El propietario de la vivienda, miembro del Servicio Penitenciario Bonaerense, había salido de su casa cerca de las 6 de la mañana junto a su pareja, dejando la finca sin moradores durante gran parte del día. Esa ausencia fue aprovechada por los delincuentes, que actuaron con tiempo y sin ser advertidos, una característica recurrente en este tipo de hechos.

El escruche se ha convertido en una de las modalidades más frecuentes en zonas periféricas y semi rurales del partido de La Plata. Los ladrones observan rutinas, horarios y movimientos, y atacan cuando detectan que las viviendas quedan vacías.
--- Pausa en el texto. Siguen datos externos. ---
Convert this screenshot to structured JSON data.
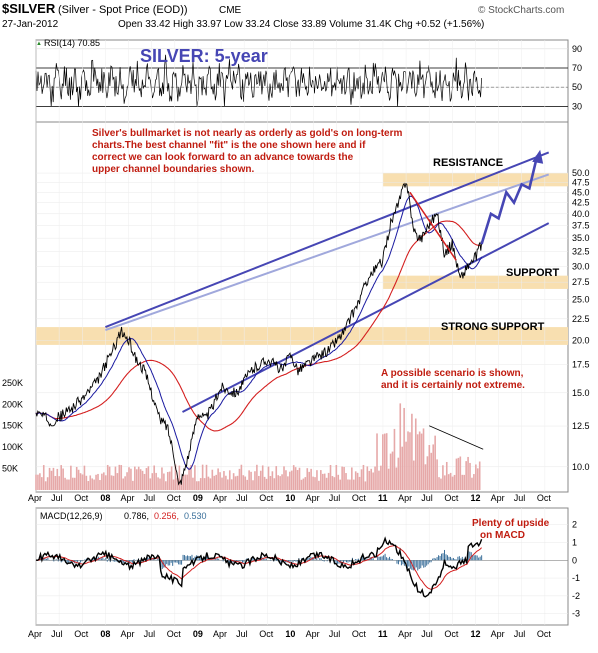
{
  "header": {
    "symbol": "$SILVER",
    "description": "(Silver - Spot Price (EOD))",
    "exchange": "CME",
    "watermark": "© StockCharts.com",
    "date": "27-Jan-2012",
    "quote": "Open 33.42  High 33.97  Low 33.24  Close 33.89  Volume 31.4K  Chg +0.52 (+1.56%)",
    "up_arrow": "▲"
  },
  "rsi_panel": {
    "label": "RSI(14) 70.85",
    "ticks": [
      "90",
      "70",
      "50",
      "30"
    ],
    "tick_values": [
      90,
      70,
      50,
      30
    ],
    "overbought": 70,
    "oversold": 30,
    "midline": 50
  },
  "price_panel": {
    "title": "SILVER: 5-year",
    "commentary": [
      "Silver's bullmarket is not nearly as orderly as gold's on long-term",
      "charts.The best channel \"fit\" is the one shown here and if",
      "correct we can look forward to an advance towards the",
      "upper channel boundaries shown."
    ],
    "scenario_note": [
      "A possible scenario is shown,",
      "and it is certainly not extreme."
    ],
    "zones": [
      {
        "label": "RESISTANCE",
        "low": 46.5,
        "high": 50.0
      },
      {
        "label": "SUPPORT",
        "low": 26.5,
        "high": 28.5
      },
      {
        "label": "STRONG SUPPORT",
        "low": 19.5,
        "high": 21.5
      }
    ],
    "ticks": [
      "50.0",
      "47.5",
      "45.0",
      "42.5",
      "40.0",
      "37.5",
      "35.0",
      "32.5",
      "30.0",
      "27.5",
      "25.0",
      "22.5",
      "20.0",
      "17.5",
      "15.0",
      "12.5",
      "10.0"
    ],
    "tick_values": [
      50,
      47.5,
      45,
      42.5,
      40,
      37.5,
      35,
      32.5,
      30,
      27.5,
      25,
      22.5,
      20,
      17.5,
      15,
      12.5,
      10
    ],
    "volume_ticks": [
      "250K",
      "200K",
      "150K",
      "100K",
      "50K"
    ],
    "volume_tick_values": [
      250,
      200,
      150,
      100,
      50
    ]
  },
  "macd_panel": {
    "label_name": "MACD(12,26,9)",
    "label_macd": "0.786,",
    "label_signal": "0.256,",
    "label_hist": "0.530",
    "note": [
      "Plenty of upside",
      "on MACD"
    ],
    "ticks": [
      "2",
      "1",
      "0",
      "-1",
      "-2",
      "-3"
    ],
    "tick_values": [
      2,
      1,
      0,
      -1,
      -2,
      -3
    ]
  },
  "x_axis": {
    "labels": [
      "Apr",
      "Jul",
      "Oct",
      "08",
      "Apr",
      "Jul",
      "Oct",
      "09",
      "Apr",
      "Jul",
      "Oct",
      "10",
      "Apr",
      "Jul",
      "Oct",
      "11",
      "Apr",
      "Jul",
      "Oct",
      "12",
      "Apr",
      "Jul",
      "Oct"
    ],
    "months_from_start": [
      0,
      3,
      6,
      9,
      12,
      15,
      18,
      21,
      24,
      27,
      30,
      33,
      36,
      39,
      42,
      45,
      48,
      51,
      54,
      57,
      60,
      63,
      66
    ]
  },
  "colors": {
    "price": "#000000",
    "ma_short": "#1a1aa0",
    "ma_long": "#d42020",
    "channel": "#4646b4",
    "channel_light": "#a0a8dc",
    "zone_fill": "#f8dfb0",
    "annotation_red": "#c01c10",
    "title_blue": "#4646b4",
    "volume_bar": "#e6a8a8",
    "macd_hist": "#3a6f9a"
  },
  "chart_data": {
    "type": "line",
    "title": "SILVER: 5-year",
    "x_unit": "month index (0 = Apr 2007)",
    "y_scale": "log",
    "ylim": [
      9,
      58
    ],
    "series": [
      {
        "name": "$SILVER",
        "x": [
          0,
          2,
          4,
          6,
          8,
          10,
          11,
          12,
          13,
          14,
          15,
          16,
          17,
          18,
          18.5,
          19,
          20,
          21,
          22,
          23,
          24,
          26,
          28,
          30,
          32,
          33,
          34,
          36,
          38,
          40,
          42,
          43,
          44,
          45,
          46,
          47,
          48,
          49,
          50,
          51,
          52,
          53,
          54,
          55,
          56,
          57,
          57.8
        ],
        "values": [
          13.5,
          12.8,
          13.5,
          14.5,
          16,
          19,
          21.0,
          20,
          18,
          17,
          15,
          13,
          12.5,
          10.5,
          9.0,
          9.5,
          11,
          13.5,
          13,
          14,
          15.5,
          15,
          17,
          18,
          17,
          18.5,
          17.0,
          18,
          19,
          21,
          25,
          28,
          29.5,
          31,
          38,
          42,
          48.5,
          36,
          35,
          38,
          40,
          32,
          34,
          28,
          30,
          31.5,
          33.89
        ]
      },
      {
        "name": "Scenario projection",
        "x": [
          57.8,
          59,
          60,
          61,
          62,
          63,
          64,
          65
        ],
        "values": [
          33.89,
          40,
          39,
          45,
          42.5,
          47,
          46,
          55
        ]
      }
    ],
    "channel": {
      "upper": {
        "x": [
          9,
          66.5
        ],
        "values": [
          21.5,
          56
        ]
      },
      "lower": {
        "x": [
          19,
          66.5
        ],
        "values": [
          13.5,
          38
        ]
      }
    }
  }
}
En muchos casos, la falta de alarmas, cámaras o patrullajes regulares deja a las casas prácticamente a merced de quienes están al acecho.

En su denuncia, el damnificado señaló que no cuenta con sistema de alarma ni cámaras de seguridad, aunque estimó que algunos vecinos podrían tener registros fílmicos. También mencionó que en los días previos al robo hubo obreros trabajando en viviendas linderas, desde donde se pueden observar los fondos de su propiedad y los horarios de salida, un dato que ahora forma parte de la investigación.

Temor y preocupación

Este nuevo hecho no hizo más que profundizar el malestar en Arana, una localidad que desde el año pasado viene reclamando respuestas concretas frente a una ola de delitos que no da tregua. En 2025, vecinos de Arana, Sicardi y Correas realizaron reuniones, colocaron pasacalles y denunciaron públicamente robos a toda hora, falta de patrullajes y una sensación generalizada de abandono.

En aquellas jornadas de protesta, más de 60 frentistas se autoconvocaron para exigir mayor presencia policial, garitas de seguridad, iluminación y cámaras. Incluso solicitaron reuniones con autoridades municipales ante lo que definieron como una situación “insoportable”. Pese a esos reclamos, los vecinos aseguran que la problemática persiste y que los hechos delictivos continúan repitiéndose.

El episodio delictivo sufrido por un penitenciario bonaerense volvió a encender las alarmas. “Si le pasa a alguien que trabaja en seguridad, ¿qué queda para el resto?”, se preguntaron vecinos de la zona, que advierten que los delincuentes no distinguen profesiones ni roles y actúan con total impunidad.

En tanto mientras la investigación avanza y se intenta recabar imágenes de cámaras de seguridad cercanas, el temor vuelve a instalarse en un barrio que ya había levantado la voz.